Recent Events for foo.be MainPageDiary (Blog) Previous Next

2006-12-25 Still Using DES Data Encryption Standard

Are You Still Using DES (Data Encryption Standard) ?

Some days ago, the RFC 4772 (Security Implications of Using the Data Encryption Standard) was published by the IETF. It covers the security implication of using DES and why you must avoid its use in the modern information society. The RFC is very complete and covering all the security aspect of DES including the "new" method to a make an exhaustive search using a botnet1. The RFC is a nice reading and introduction to the issues around DES and (some) block ciphers. I still know a lot of companies, individual relying on DES for legacy Virtual Private Network, file system encryption or alike. They are often keeping its use only for backward compatibility with existing or deprecated software/hardware. I really like the conclusion of the RFC :

   With respect to the third reason (ignorance), this note attempts to
   address this, and we should continue to make every effort to get the
   word out.  DES is no longer secure for most uses, and it requires
   significant security expertise to evaluate those small number of
   cases in which it might be acceptable.  Technologies exist that put
   DES-cracking capability within reach of a modestly financed or
   modestly skilled motivated attacker.  There are stronger, cheaper,
   faster encryption algorithms available.  It is time to move on.

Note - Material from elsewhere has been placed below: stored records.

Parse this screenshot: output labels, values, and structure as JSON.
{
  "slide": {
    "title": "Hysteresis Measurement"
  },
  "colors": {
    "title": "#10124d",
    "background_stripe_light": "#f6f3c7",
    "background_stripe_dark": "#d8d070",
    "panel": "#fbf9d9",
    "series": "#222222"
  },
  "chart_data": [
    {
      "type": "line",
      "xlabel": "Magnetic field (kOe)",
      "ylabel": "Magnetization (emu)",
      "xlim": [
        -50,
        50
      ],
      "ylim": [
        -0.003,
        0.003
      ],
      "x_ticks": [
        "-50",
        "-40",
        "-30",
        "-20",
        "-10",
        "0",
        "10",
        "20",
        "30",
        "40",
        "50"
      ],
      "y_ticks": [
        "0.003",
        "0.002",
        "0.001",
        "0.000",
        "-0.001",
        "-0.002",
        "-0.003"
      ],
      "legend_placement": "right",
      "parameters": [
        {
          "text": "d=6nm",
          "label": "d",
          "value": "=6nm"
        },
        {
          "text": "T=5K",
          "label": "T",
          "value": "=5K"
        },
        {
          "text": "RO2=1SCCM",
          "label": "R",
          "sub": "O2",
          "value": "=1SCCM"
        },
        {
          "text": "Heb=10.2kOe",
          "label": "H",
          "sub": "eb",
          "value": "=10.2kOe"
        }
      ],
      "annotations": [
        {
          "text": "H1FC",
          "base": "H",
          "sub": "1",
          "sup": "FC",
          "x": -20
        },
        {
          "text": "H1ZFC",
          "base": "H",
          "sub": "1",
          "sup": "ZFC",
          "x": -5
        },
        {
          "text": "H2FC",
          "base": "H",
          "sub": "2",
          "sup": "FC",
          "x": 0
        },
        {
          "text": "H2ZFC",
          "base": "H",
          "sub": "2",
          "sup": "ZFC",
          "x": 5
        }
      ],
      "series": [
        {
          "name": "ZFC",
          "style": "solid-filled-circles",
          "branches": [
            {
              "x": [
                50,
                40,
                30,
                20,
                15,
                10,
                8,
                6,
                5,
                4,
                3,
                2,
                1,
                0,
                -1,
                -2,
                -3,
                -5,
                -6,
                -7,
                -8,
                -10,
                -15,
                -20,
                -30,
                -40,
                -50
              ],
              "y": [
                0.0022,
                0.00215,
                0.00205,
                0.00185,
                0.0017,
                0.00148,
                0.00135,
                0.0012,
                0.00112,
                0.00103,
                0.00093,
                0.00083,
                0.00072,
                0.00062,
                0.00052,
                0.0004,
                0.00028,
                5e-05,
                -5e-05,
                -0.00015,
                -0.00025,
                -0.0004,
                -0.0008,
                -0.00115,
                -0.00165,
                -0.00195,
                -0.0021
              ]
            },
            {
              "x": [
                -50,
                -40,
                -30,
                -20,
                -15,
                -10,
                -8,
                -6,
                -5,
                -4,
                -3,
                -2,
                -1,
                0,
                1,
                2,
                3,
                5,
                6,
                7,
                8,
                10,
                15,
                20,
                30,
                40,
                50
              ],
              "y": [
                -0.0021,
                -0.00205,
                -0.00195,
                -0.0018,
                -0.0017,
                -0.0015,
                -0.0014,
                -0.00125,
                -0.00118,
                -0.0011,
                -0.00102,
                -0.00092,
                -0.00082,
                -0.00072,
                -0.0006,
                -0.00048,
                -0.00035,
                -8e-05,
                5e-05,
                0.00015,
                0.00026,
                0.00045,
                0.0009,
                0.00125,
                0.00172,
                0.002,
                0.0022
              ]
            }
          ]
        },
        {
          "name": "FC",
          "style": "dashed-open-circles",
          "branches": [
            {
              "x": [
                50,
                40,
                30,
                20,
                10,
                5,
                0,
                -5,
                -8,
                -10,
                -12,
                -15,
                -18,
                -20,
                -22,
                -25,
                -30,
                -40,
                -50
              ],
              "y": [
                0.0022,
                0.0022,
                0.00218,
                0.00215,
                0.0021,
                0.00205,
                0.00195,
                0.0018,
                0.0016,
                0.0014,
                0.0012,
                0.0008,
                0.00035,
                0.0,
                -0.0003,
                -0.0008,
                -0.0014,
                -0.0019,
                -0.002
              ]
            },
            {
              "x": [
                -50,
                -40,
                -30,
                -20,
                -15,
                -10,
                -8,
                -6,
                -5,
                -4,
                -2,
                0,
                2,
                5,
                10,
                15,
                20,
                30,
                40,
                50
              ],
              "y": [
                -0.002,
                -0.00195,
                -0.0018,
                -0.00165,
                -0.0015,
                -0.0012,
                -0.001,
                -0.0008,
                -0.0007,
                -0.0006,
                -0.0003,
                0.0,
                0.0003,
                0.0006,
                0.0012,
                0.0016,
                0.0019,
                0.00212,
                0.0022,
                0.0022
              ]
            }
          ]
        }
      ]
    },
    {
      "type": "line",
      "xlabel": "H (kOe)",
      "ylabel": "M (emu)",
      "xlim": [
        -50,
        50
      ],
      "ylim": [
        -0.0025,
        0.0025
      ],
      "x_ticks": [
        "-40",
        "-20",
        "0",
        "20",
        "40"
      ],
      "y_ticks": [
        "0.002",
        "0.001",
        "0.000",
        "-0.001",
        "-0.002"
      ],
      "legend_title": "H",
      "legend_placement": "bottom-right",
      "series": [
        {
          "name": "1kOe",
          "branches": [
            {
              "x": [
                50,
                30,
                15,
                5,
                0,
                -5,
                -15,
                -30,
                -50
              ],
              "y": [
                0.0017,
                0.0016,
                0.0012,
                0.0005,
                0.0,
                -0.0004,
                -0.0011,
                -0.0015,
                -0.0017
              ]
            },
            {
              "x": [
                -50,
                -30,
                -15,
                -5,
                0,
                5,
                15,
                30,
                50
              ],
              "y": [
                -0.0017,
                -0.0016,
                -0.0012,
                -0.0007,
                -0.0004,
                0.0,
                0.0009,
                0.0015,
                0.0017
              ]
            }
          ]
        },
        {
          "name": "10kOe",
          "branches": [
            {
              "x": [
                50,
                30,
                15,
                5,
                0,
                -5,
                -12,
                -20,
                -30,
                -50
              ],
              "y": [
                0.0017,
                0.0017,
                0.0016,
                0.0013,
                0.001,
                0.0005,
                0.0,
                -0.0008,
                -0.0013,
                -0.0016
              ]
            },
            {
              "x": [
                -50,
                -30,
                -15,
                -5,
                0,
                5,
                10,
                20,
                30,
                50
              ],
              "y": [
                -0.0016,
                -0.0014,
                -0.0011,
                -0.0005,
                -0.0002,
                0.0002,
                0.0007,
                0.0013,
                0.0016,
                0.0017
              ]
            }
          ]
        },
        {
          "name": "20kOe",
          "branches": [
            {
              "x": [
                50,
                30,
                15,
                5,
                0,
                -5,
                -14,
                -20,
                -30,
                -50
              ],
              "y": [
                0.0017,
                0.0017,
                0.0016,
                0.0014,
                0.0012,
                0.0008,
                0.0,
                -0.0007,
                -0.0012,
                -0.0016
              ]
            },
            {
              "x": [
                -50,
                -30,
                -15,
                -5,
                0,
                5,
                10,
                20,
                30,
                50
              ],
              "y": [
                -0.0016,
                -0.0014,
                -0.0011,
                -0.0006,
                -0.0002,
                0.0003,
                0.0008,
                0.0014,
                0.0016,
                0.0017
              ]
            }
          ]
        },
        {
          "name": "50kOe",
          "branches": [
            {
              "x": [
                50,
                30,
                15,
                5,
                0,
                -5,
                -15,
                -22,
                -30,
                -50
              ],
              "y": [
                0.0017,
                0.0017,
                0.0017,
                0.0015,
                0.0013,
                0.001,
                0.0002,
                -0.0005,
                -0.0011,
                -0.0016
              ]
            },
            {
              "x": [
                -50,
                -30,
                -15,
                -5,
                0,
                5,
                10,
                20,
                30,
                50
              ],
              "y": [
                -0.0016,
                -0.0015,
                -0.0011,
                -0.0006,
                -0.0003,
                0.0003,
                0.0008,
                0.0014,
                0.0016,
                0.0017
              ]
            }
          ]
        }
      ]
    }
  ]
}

So guys, it's really time to move on… if not your attacker will buy a copacobana system (the new customizable EFF-like hardware code breaker) or use its botnet infrastructure to discover your small symmetric key.


Footnotes:

1. Using all the vulnerable information systems and resources to build a network of compromised system that will be used for the sole purpose of the attacker. It costs (until now) less to build a software worm to infect a bunch of system than building a dedicated hardware to crack a symmetric cryptosystem.